Jackson, the founder and president of the Rainbow PUSH Coalition, stated that, “African Americans are the only group not recovered from the recovery. While there’s an increasing respect for African American customers and companies, respect without economic parity is as the Bible says, ‘…a noisy gong or clanging cymbal,’ we must demand our fair share, so that we can fully participate…It’s time to move from diversity to equality.”
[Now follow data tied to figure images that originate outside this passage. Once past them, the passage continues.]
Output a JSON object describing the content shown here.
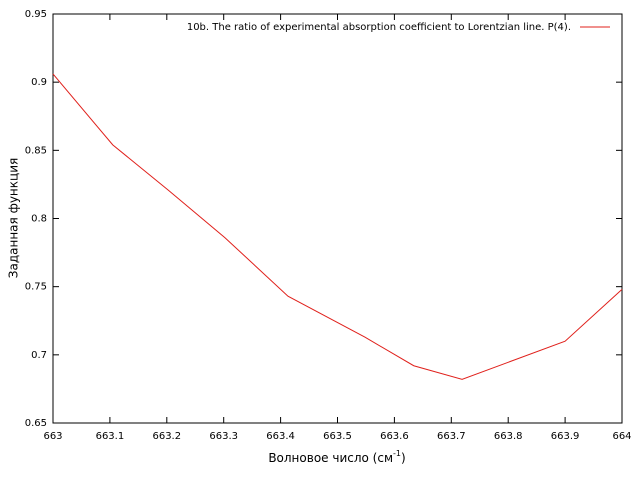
{
  "chart_data": {
    "type": "line",
    "xlabel": "Волновое число (см",
    "xlabel_sup": "-1",
    "xlabel_end": ")",
    "ylabel": "Заданная функция",
    "x": [
      663,
      663.105,
      663.202,
      663.302,
      663.413,
      663.548,
      663.634,
      663.719,
      663.803,
      663.9,
      664
    ],
    "series": [
      {
        "name": "10b. The ratio of experimental absorption coefficient to Lorentzian line. P(4).",
        "color": "#e0201b",
        "values": [
          0.906,
          0.854,
          0.821,
          0.786,
          0.743,
          0.713,
          0.692,
          0.682,
          0.695,
          0.71,
          0.748
        ]
      }
    ],
    "xlim": [
      663,
      664
    ],
    "xticks": [
      663,
      663.1,
      663.2,
      663.3,
      663.4,
      663.5,
      663.6,
      663.7,
      663.8,
      663.9,
      664
    ],
    "ylim": [
      0.65,
      0.95
    ],
    "yticks": [
      0.65,
      0.7,
      0.75,
      0.8,
      0.85,
      0.9,
      0.95
    ],
    "legend": "top-right"
  }
}
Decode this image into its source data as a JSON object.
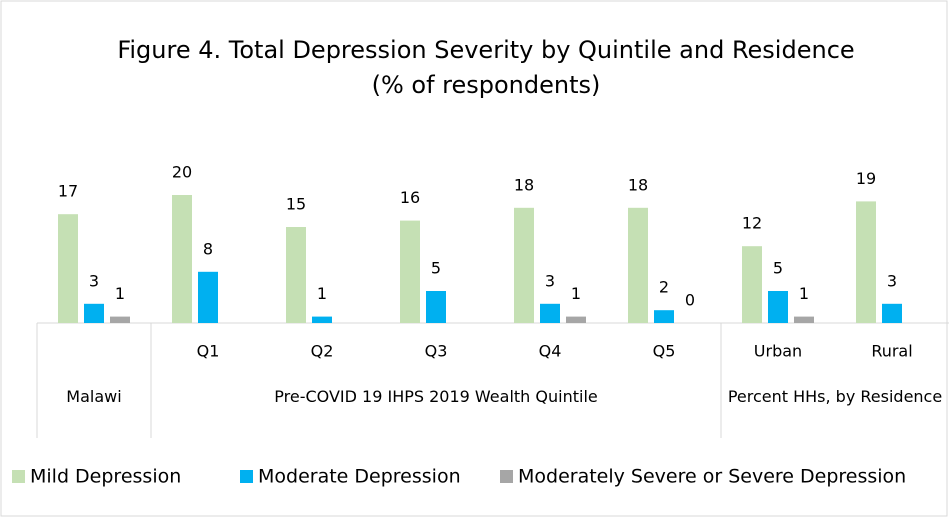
{
  "chart_data": {
    "type": "bar",
    "title": "Figure 4. Total Depression Severity by Quintile and Residence",
    "subtitle": "(% of respondents)",
    "categories": [
      null,
      "Q1",
      "Q2",
      "Q3",
      "Q4",
      "Q5",
      "Urban",
      "Rural"
    ],
    "groups": [
      {
        "name": "Malawi",
        "size": 1
      },
      {
        "name": "Pre-COVID 19 IHPS 2019 Wealth Quintile",
        "size": 5
      },
      {
        "name": "Percent HHs, by Residence",
        "size": 2
      }
    ],
    "series": [
      {
        "name": "Mild Depression",
        "color": "#c5e0b4",
        "values": [
          17,
          20,
          15,
          16,
          18,
          18,
          12,
          19
        ]
      },
      {
        "name": "Moderate Depression",
        "color": "#00b0f0",
        "values": [
          3,
          8,
          1,
          5,
          3,
          2,
          5,
          3
        ]
      },
      {
        "name": "Moderately Severe or Severe Depression",
        "color": "#a6a6a6",
        "values": [
          1,
          null,
          null,
          null,
          1,
          0,
          1,
          null
        ]
      }
    ],
    "legend": "bottom"
  }
}
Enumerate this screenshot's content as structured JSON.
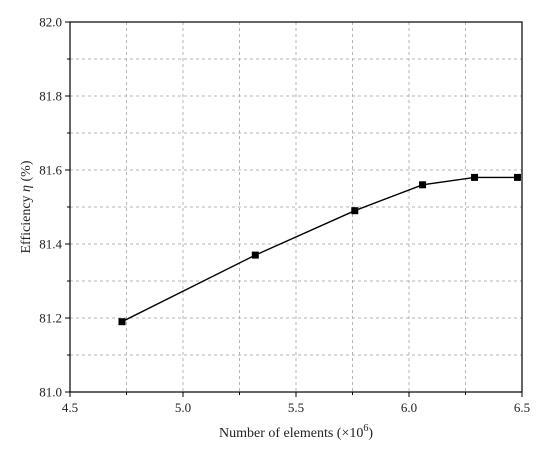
{
  "chart_data": {
    "type": "line",
    "title": "",
    "xlabel_prefix": "Number of elements (×10",
    "xlabel_exp": "6",
    "xlabel_suffix": ")",
    "ylabel_prefix": "Efficiency ",
    "ylabel_symbol": "η",
    "ylabel_suffix": " (%)",
    "xlim": [
      4.5,
      6.5
    ],
    "ylim": [
      81.0,
      82.0
    ],
    "x_ticks": [
      4.5,
      5.0,
      5.5,
      6.0,
      6.5
    ],
    "x_tick_labels": [
      "4.5",
      "5.0",
      "5.5",
      "6.0",
      "6.5"
    ],
    "y_ticks": [
      81.0,
      81.2,
      81.4,
      81.6,
      81.8,
      82.0
    ],
    "y_tick_labels": [
      "81.0",
      "81.2",
      "81.4",
      "81.6",
      "81.8",
      "82.0"
    ],
    "x_minor_grid_step": 0.25,
    "y_minor_grid_step": 0.1,
    "grid": true,
    "legend": "none",
    "series": [
      {
        "marker": "square",
        "color": "#000000",
        "x": [
          4.73,
          5.32,
          5.76,
          6.06,
          6.29,
          6.48
        ],
        "y": [
          81.19,
          81.37,
          81.49,
          81.56,
          81.58,
          81.58
        ]
      }
    ]
  }
}
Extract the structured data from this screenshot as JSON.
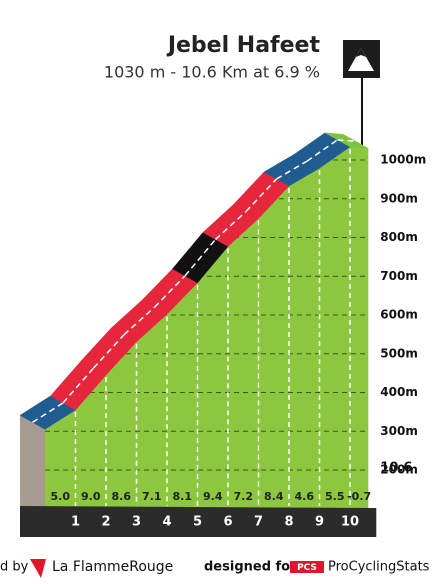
{
  "chart_data": {
    "type": "climb-profile",
    "title": "Jebel Hafeet",
    "subtitle": "1030 m - 10.6 Km at 6.9 %",
    "x": [
      0,
      1,
      2,
      3,
      4,
      5,
      6,
      7,
      8,
      9,
      10,
      10.6
    ],
    "values": [
      305,
      355,
      445,
      531,
      602,
      683,
      777,
      849,
      933,
      979,
      1034,
      1030
    ],
    "gradients": [
      5.0,
      9.0,
      8.6,
      7.1,
      8.1,
      9.4,
      7.2,
      8.4,
      4.6,
      5.5,
      -0.7
    ],
    "gradient_labels": [
      "5.0",
      "9.0",
      "8.6",
      "7.1",
      "8.1",
      "9.4",
      "7.2",
      "8.4",
      "4.6",
      "5.5",
      "-0.7"
    ],
    "segment_colors": [
      "#1f5c8f",
      "#e5263b",
      "#e5263b",
      "#e5263b",
      "#e5263b",
      "#111111",
      "#e5263b",
      "#e5263b",
      "#1f5c8f",
      "#1f5c8f",
      "#7dc242"
    ],
    "ground_color": "#8dc63f",
    "ylim": [
      200,
      1000
    ],
    "yticks": [
      {
        "value": 200,
        "label": "200m"
      },
      {
        "value": 300,
        "label": "300m"
      },
      {
        "value": 400,
        "label": "400m"
      },
      {
        "value": 500,
        "label": "500m"
      },
      {
        "value": 600,
        "label": "600m"
      },
      {
        "value": 700,
        "label": "700m"
      },
      {
        "value": 800,
        "label": "800m"
      },
      {
        "value": 900,
        "label": "900m"
      },
      {
        "value": 1000,
        "label": "1000m"
      }
    ],
    "grid": true
  },
  "footer": {
    "left": "d by",
    "brand": "La FlammeRouge",
    "designed": "designed for",
    "pcs": "PCS",
    "site": "ProCyclingStats"
  }
}
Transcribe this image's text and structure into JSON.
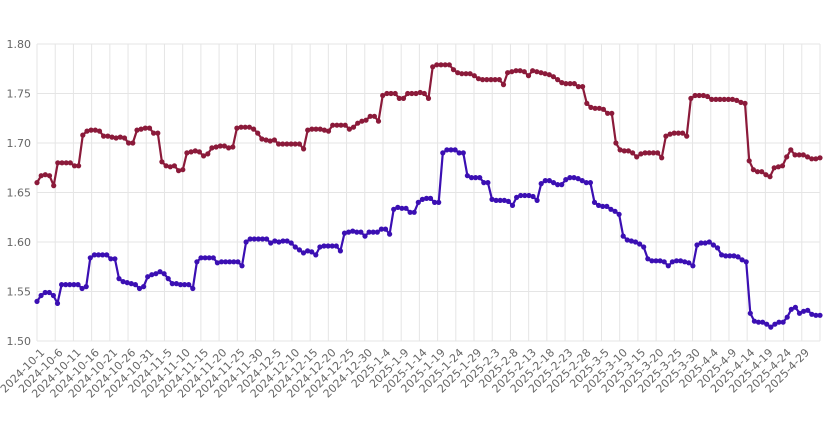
{
  "chart_data": {
    "type": "line",
    "title": "",
    "xlabel": "",
    "ylabel": "",
    "ylim": [
      1.5,
      1.8
    ],
    "yticks": [
      "1.50",
      "1.55",
      "1.60",
      "1.65",
      "1.70",
      "1.75",
      "1.80"
    ],
    "grid": true,
    "legend": "none",
    "x_labels": [
      "2024-10-1",
      "2024-10-6",
      "2024-10-11",
      "2024-10-16",
      "2024-10-21",
      "2024-10-26",
      "2024-10-31",
      "2024-11-5",
      "2024-11-10",
      "2024-11-15",
      "2024-11-20",
      "2024-11-25",
      "2024-11-30",
      "2024-12-5",
      "2024-12-10",
      "2024-12-15",
      "2024-12-20",
      "2024-12-25",
      "2024-12-30",
      "2025-1-4",
      "2025-1-9",
      "2025-1-14",
      "2025-1-19",
      "2025-1-24",
      "2025-1-29",
      "2025-2-3",
      "2025-2-8",
      "2025-2-13",
      "2025-2-18",
      "2025-2-23",
      "2025-2-28",
      "2025-3-5",
      "2025-3-10",
      "2025-3-15",
      "2025-3-20",
      "2025-3-25",
      "2025-3-30",
      "2025-4-4",
      "2025-4-9",
      "2025-4-14",
      "2025-4-19",
      "2025-4-24",
      "2025-4-29"
    ],
    "series": [
      {
        "color": "#8b1a3a",
        "values": [
          1.66,
          1.667,
          1.668,
          1.667,
          1.657,
          1.68,
          1.68,
          1.68,
          1.68,
          1.677,
          1.677,
          1.708,
          1.712,
          1.713,
          1.713,
          1.712,
          1.707,
          1.707,
          1.706,
          1.705,
          1.706,
          1.705,
          1.7,
          1.7,
          1.713,
          1.714,
          1.715,
          1.715,
          1.71,
          1.71,
          1.681,
          1.677,
          1.676,
          1.677,
          1.672,
          1.673,
          1.69,
          1.691,
          1.692,
          1.691,
          1.687,
          1.689,
          1.695,
          1.696,
          1.697,
          1.697,
          1.695,
          1.696,
          1.715,
          1.716,
          1.716,
          1.716,
          1.714,
          1.71,
          1.704,
          1.703,
          1.702,
          1.703,
          1.699,
          1.699,
          1.699,
          1.699,
          1.699,
          1.699,
          1.694,
          1.713,
          1.714,
          1.714,
          1.714,
          1.713,
          1.712,
          1.718,
          1.718,
          1.718,
          1.718,
          1.714,
          1.716,
          1.72,
          1.722,
          1.723,
          1.727,
          1.727,
          1.722,
          1.748,
          1.75,
          1.75,
          1.75,
          1.745,
          1.745,
          1.75,
          1.75,
          1.75,
          1.751,
          1.75,
          1.745,
          1.777,
          1.779,
          1.779,
          1.779,
          1.779,
          1.774,
          1.771,
          1.77,
          1.77,
          1.77,
          1.768,
          1.765,
          1.764,
          1.764,
          1.764,
          1.764,
          1.764,
          1.759,
          1.771,
          1.772,
          1.773,
          1.773,
          1.772,
          1.768,
          1.773,
          1.772,
          1.771,
          1.77,
          1.769,
          1.767,
          1.764,
          1.761,
          1.76,
          1.76,
          1.76,
          1.757,
          1.757,
          1.74,
          1.736,
          1.735,
          1.735,
          1.734,
          1.73,
          1.73,
          1.7,
          1.693,
          1.692,
          1.692,
          1.69,
          1.686,
          1.689,
          1.69,
          1.69,
          1.69,
          1.69,
          1.685,
          1.707,
          1.709,
          1.71,
          1.71,
          1.71,
          1.707,
          1.745,
          1.748,
          1.748,
          1.748,
          1.747,
          1.744,
          1.744,
          1.744,
          1.744,
          1.744,
          1.744,
          1.743,
          1.741,
          1.74,
          1.682,
          1.673,
          1.671,
          1.671,
          1.668,
          1.666,
          1.675,
          1.676,
          1.677,
          1.686,
          1.693,
          1.688,
          1.688,
          1.688,
          1.686,
          1.684,
          1.684,
          1.685
        ]
      },
      {
        "color": "#3b0fb3",
        "values": [
          1.54,
          1.546,
          1.549,
          1.549,
          1.546,
          1.538,
          1.557,
          1.557,
          1.557,
          1.557,
          1.557,
          1.553,
          1.555,
          1.584,
          1.587,
          1.587,
          1.587,
          1.587,
          1.583,
          1.583,
          1.563,
          1.56,
          1.559,
          1.558,
          1.557,
          1.553,
          1.555,
          1.565,
          1.567,
          1.568,
          1.57,
          1.568,
          1.563,
          1.558,
          1.558,
          1.557,
          1.557,
          1.557,
          1.553,
          1.58,
          1.584,
          1.584,
          1.584,
          1.584,
          1.579,
          1.58,
          1.58,
          1.58,
          1.58,
          1.58,
          1.576,
          1.6,
          1.603,
          1.603,
          1.603,
          1.603,
          1.603,
          1.599,
          1.601,
          1.6,
          1.601,
          1.601,
          1.599,
          1.595,
          1.592,
          1.589,
          1.591,
          1.59,
          1.587,
          1.595,
          1.596,
          1.596,
          1.596,
          1.596,
          1.591,
          1.609,
          1.61,
          1.611,
          1.61,
          1.61,
          1.606,
          1.61,
          1.61,
          1.61,
          1.613,
          1.613,
          1.608,
          1.633,
          1.635,
          1.634,
          1.634,
          1.63,
          1.63,
          1.64,
          1.643,
          1.644,
          1.644,
          1.64,
          1.64,
          1.69,
          1.693,
          1.693,
          1.693,
          1.69,
          1.69,
          1.667,
          1.665,
          1.665,
          1.665,
          1.66,
          1.66,
          1.643,
          1.642,
          1.642,
          1.642,
          1.641,
          1.637,
          1.645,
          1.647,
          1.647,
          1.647,
          1.646,
          1.642,
          1.659,
          1.662,
          1.662,
          1.66,
          1.658,
          1.658,
          1.663,
          1.665,
          1.665,
          1.664,
          1.662,
          1.66,
          1.66,
          1.64,
          1.637,
          1.636,
          1.636,
          1.633,
          1.631,
          1.628,
          1.606,
          1.602,
          1.601,
          1.6,
          1.598,
          1.595,
          1.583,
          1.581,
          1.581,
          1.581,
          1.58,
          1.576,
          1.58,
          1.581,
          1.581,
          1.58,
          1.579,
          1.576,
          1.597,
          1.599,
          1.599,
          1.6,
          1.597,
          1.594,
          1.587,
          1.586,
          1.586,
          1.586,
          1.585,
          1.582,
          1.58,
          1.528,
          1.52,
          1.519,
          1.519,
          1.517,
          1.514,
          1.517,
          1.519,
          1.519,
          1.524,
          1.532,
          1.534,
          1.528,
          1.53,
          1.531,
          1.527,
          1.526,
          1.526
        ]
      }
    ]
  }
}
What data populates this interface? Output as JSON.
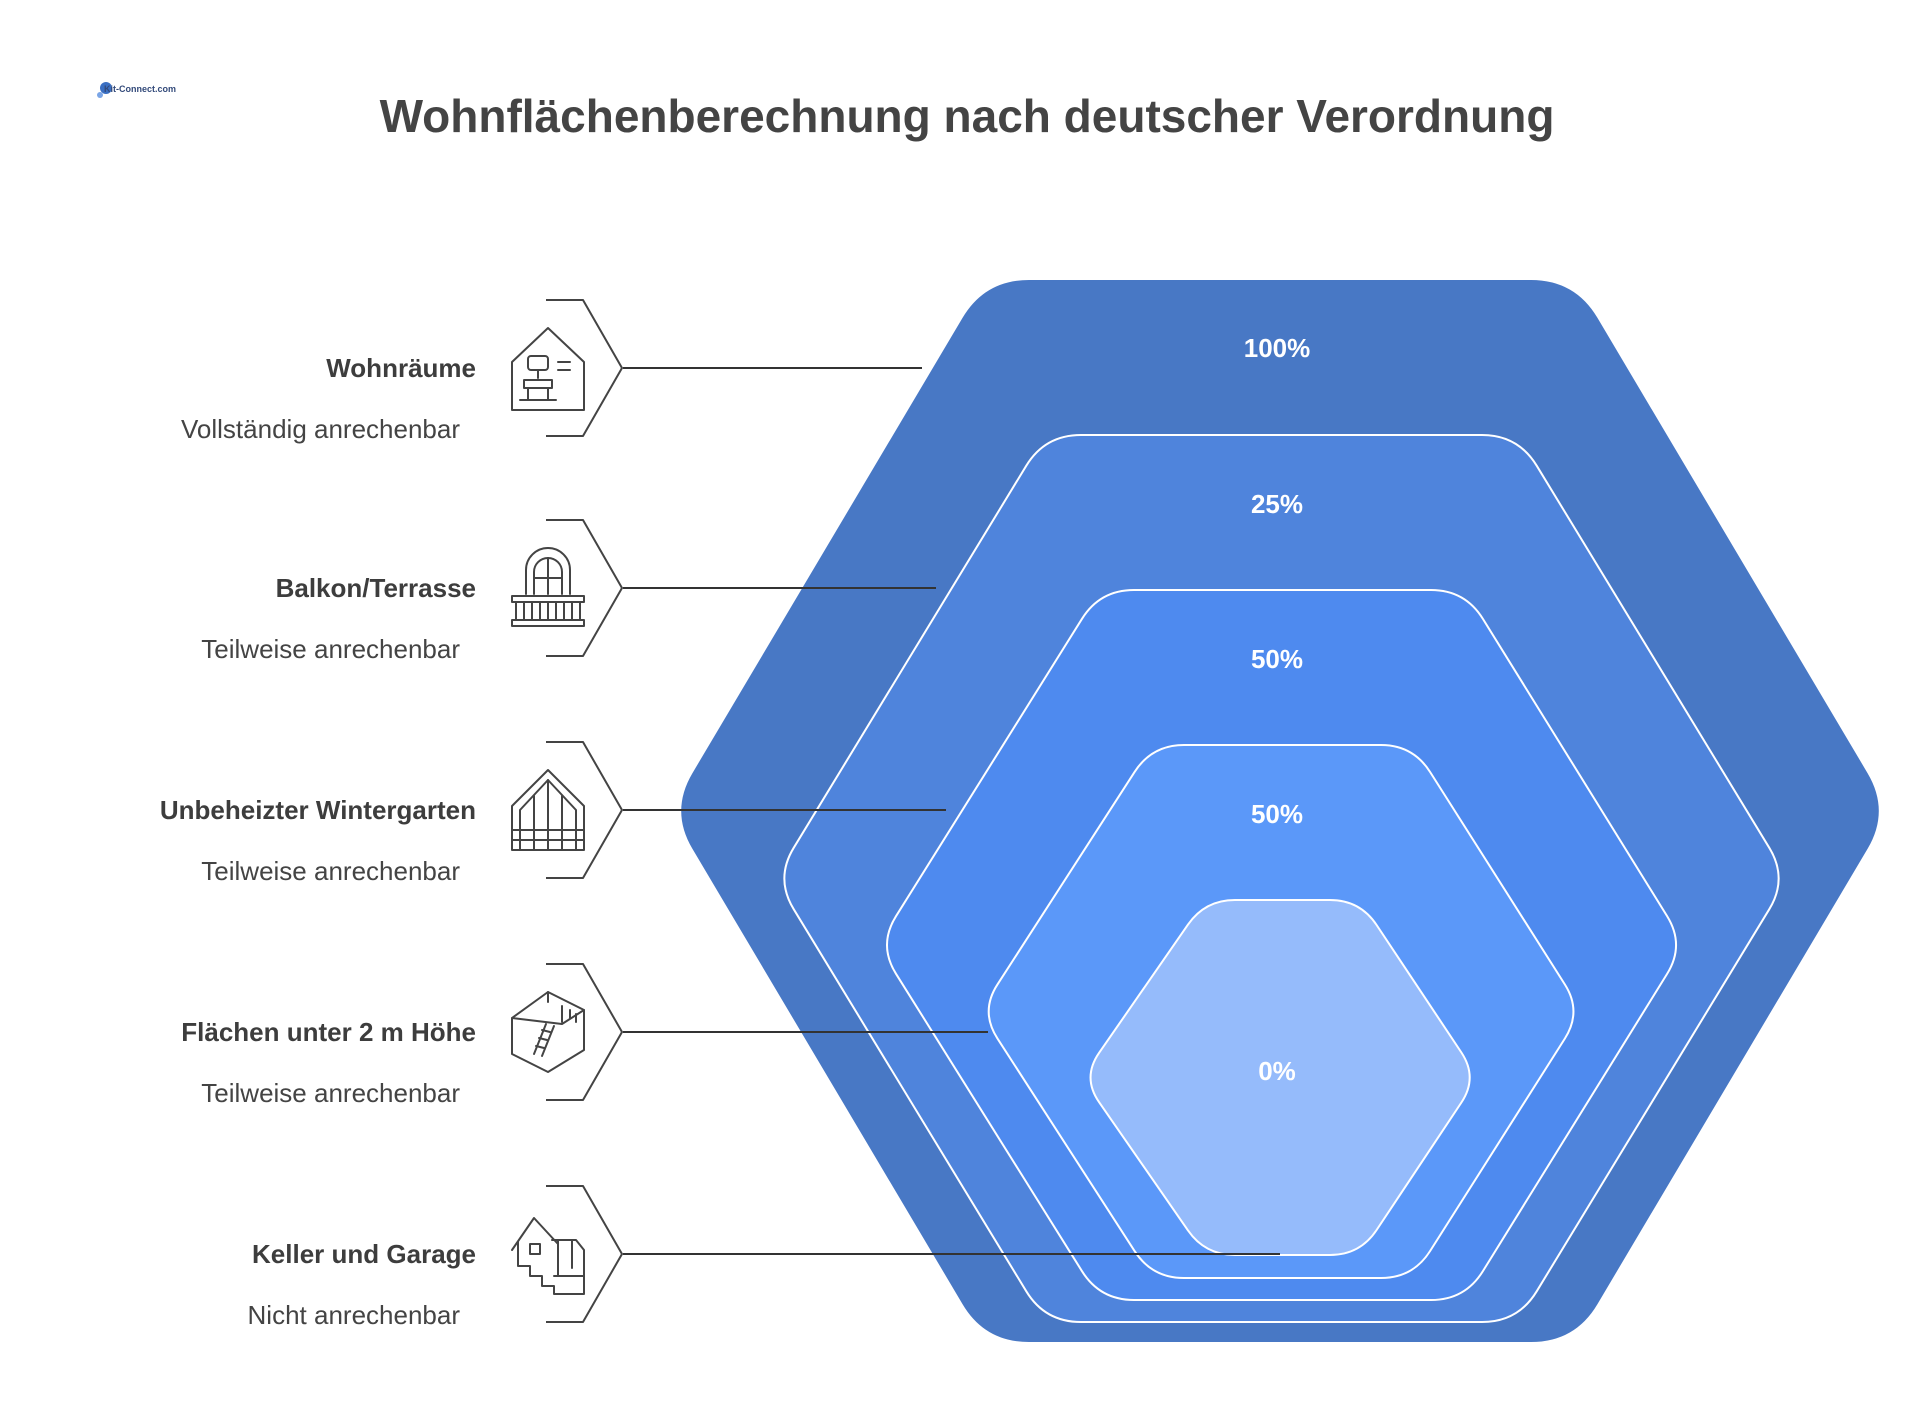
{
  "logo": {
    "text": "Kit-Connect.com"
  },
  "title": "Wohnflächenberechnung nach deutscher Verordnung",
  "layers": [
    {
      "name": "Wohnräume",
      "description": "Vollständig anrechenbar",
      "percent": "100%",
      "color": "#4878c5",
      "icon": "house-interior-icon"
    },
    {
      "name": "Balkon/Terrasse",
      "description": "Teilweise anrechenbar",
      "percent": "25%",
      "color": "#4f84dc",
      "icon": "balcony-icon"
    },
    {
      "name": "Unbeheizter Wintergarten",
      "description": "Teilweise anrechenbar",
      "percent": "50%",
      "color": "#4e8aef",
      "icon": "greenhouse-icon"
    },
    {
      "name": "Flächen unter 2 m Höhe",
      "description": "Teilweise anrechenbar",
      "percent": "50%",
      "color": "#5b98f9",
      "icon": "attic-ladder-icon"
    },
    {
      "name": "Keller und Garage",
      "description": "Nicht anrechenbar",
      "percent": "0%",
      "color": "#95bbfb",
      "icon": "basement-garage-icon"
    }
  ]
}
Recent studies show that Black America’s auto purchases contribute more than $35 billion to annual automaker revenue. Despite this fact, Black American dealers have declined 65 percent during the past 10 years. The following 2016 African American Auto Dealer Landscape Report was issued at the Rainbow PUSH auto summit:
Brand Total Dealers African American
- BMW 365 7
- Fiat Chrysler 2,385 27
- Ford Motor Company 3,238 63
- General Motors 4,245 49
- Honda 1,042 8
- Hyundai 827 12
- Jaguar 147 0
- Kia 770 7
- Mazda 640 3
- Mercedes Benz 376 7
- Nissan 1,077 21
- Toyota 1,245 14
- Volkswagen 653 8
African American dealerships decreased since 2005 from 75 to 265 today. Ownership of Black businesses is an indicator of the economic vitality of the Black American community. The National Association of Minority Automobile Dealers reported that of the more than 19,000 car dealers in the United States, African Americans only currently make up 1.4 percent of auto dealers.
We cannot afford to keep spending with companies that do not respect us with economic equality. We should do business with those who do business with us. We should support and respect those who support and respect us.
According to research by Polk IHS, African Americans are the most loyal buyers with 51 percent returning to the brands they choose. African American new vehicle volume growth is nearly double overall industry growth (9.4 percent versus 5 percent).
Noted research scholar, Damon Autry, presented a scholarly paper at the auto summit entitled, “The Swinging Pendulum of Diversity.” Autry concluded, “Diversity counterbalances the decades of white-dominated thought that, history shows, has ignored and/or marginalized African Americans and all people of color in the workplace. One can surmise that those in power, in one breath, tout the importance of diversity in corporate America, yet in the other dismiss it out of hand while going through the obligatory steps as a sign of compliance—all for the sake of expedience.”
Thus in 2016, we are not begging for charity from corporate America. We are demanding equity. To the automotive industry in particular and to all those industries that benefit and profit from the $1.3 trillion annual spending of Black America, we say, “Treat us fair. Treat us just. Treat us with respect. We demand equality.”